As part of the periphery of Copán site is El Puente, which is the second Archaeological Park of Honduras. This settlement was located in the region of the entrance, to the north of the Valley of Florida, where the Chamelecón and Chinamito rivers converge. Its occupation dates from the late classic period, so it could operate as a link with the non-Mayan groups at the east of Honduras, at a time when Copán reinforces its political and trade relations with that region. The site has six squares aligned in an east-west axis, within an area bounded by elongated structures. This pattern is similar to the Quiriguá, it is not a wonder if both were originally subsidiary of Copán. At the southeast end is the C Plaza, where is located the structure 31, against which it was erected a stela and an altar. The Structure 1, which is the largest site, rises by 11 meters and is situated to the center of the ceremonial center, dividing the Plazas A and B. Its alignment with the 26 structure, located to the east, suggests a complex “Group E” type. South of the Plaza is the 10 structure, where you can appreciate its six constructive stages through a tunnel that has been enabled for the public. The same can be seen in the 3 structures, located on the opposite side of the plaza. The Museum of site of El Puente contains a scale model of the site and an exhibition of ceramic vessels, sculptures and other artifacts recovered from the site and its surroundings. Highlights the Estela de Los Higos, another site in the region that was incorporated into the Kingdom of Copán. You can also appreciate a glass of Alabaster from the El Abra mine site, whose inscription mentions the king Yax Pasaj Chaan Yopaat, thus demonstrating regional relations at that time.

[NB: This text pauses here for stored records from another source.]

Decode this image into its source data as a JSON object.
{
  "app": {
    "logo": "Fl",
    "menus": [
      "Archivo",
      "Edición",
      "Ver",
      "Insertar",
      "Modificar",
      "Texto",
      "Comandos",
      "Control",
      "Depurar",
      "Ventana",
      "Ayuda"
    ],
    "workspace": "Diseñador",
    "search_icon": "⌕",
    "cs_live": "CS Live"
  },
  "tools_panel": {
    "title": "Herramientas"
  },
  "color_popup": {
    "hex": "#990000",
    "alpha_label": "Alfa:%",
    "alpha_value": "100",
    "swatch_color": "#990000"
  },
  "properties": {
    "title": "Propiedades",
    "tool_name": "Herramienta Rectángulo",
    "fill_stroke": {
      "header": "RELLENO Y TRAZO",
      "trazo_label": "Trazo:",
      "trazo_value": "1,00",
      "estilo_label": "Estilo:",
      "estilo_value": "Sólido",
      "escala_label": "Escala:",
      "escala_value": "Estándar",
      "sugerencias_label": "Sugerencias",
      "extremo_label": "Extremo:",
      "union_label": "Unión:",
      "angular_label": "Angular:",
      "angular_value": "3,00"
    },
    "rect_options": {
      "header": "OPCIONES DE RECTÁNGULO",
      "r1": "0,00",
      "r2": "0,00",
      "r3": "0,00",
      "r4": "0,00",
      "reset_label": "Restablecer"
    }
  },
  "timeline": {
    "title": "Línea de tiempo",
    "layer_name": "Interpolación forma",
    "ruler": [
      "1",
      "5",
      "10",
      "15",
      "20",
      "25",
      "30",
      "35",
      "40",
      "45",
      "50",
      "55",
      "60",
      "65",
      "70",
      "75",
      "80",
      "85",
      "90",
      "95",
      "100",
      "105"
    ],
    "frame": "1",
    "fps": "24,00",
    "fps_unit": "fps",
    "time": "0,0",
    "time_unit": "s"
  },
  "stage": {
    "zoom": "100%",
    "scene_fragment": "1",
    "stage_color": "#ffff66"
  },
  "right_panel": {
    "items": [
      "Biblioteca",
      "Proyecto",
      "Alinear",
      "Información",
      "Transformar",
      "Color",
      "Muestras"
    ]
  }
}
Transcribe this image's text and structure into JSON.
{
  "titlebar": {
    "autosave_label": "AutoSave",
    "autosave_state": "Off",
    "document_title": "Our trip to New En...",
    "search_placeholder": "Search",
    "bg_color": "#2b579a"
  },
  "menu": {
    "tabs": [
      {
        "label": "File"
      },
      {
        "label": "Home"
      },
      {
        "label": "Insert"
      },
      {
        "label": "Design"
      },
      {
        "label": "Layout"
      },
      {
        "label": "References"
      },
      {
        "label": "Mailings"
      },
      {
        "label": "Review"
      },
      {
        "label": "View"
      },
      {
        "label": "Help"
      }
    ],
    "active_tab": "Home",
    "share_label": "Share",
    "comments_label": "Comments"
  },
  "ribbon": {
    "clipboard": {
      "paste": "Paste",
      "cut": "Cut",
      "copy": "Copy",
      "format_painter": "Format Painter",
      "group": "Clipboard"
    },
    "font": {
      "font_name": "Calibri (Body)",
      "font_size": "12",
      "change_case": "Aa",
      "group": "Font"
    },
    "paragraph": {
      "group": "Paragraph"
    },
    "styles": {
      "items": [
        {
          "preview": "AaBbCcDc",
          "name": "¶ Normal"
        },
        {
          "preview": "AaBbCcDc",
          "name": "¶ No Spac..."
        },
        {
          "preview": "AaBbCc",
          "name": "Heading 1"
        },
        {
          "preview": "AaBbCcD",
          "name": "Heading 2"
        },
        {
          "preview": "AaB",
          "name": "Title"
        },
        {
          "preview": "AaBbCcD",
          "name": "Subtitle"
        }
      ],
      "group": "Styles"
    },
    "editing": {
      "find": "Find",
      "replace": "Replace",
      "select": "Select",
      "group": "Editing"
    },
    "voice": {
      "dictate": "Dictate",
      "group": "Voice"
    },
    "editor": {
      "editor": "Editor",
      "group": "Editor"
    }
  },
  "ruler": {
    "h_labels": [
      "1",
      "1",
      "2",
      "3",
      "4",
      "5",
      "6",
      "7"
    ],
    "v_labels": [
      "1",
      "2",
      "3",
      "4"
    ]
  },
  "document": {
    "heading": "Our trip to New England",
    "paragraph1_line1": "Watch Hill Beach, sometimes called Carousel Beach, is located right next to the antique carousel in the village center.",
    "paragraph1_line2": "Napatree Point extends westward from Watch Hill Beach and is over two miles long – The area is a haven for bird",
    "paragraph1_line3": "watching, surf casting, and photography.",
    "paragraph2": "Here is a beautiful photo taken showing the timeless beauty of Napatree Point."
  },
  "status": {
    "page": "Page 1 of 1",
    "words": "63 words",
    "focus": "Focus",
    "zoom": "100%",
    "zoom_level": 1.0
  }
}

The archaeological site of Río Amarillo (Yellow River), also known as La Canteada, is located in the valley of the river of the same name, 18 km northeast of Copán. Their settlement has a longitudinal pattern along the banks of the River, still with most of its buildings concentrated on the side, while the largest are located in the west end. Other buildings are located in monumental terraces in the central part.
Another Archaeological Park is “Los Naranjos”, which is located in the region of the Yojoa Lake and contains a pyramid of 20 m high, which is the largest in Honduras. Although this area already belongs to the Lenca group, that had a strong relationship with the southeast Mayan periphery, since its unique ceramic style is on sites like Copan and Quirigua. The Los Naranjos Eco-Park Museum exhibits an important example of the Ulua-Yojoa style vessels.
Another site of the Lenca region is Yarumela, occupied during the Pre-classic period. The 101 structure, known as “El Cerrito” rises by 19 m and is partially restored. An important collection of artifacts from the Lenca region, is located in the Comayagua Regional Archaeology Museum, located in the city of Comayagua.
These are the names of the animals which brought the food: 2 yac (the mountain cat), utiú (the coyote), quel (a small parrot), and hoh (the crow). These four animals gave tidings of the yellow ears of corn and the white ears of corn, they told them that they should go to Paxil and they showed them the road to Paxil.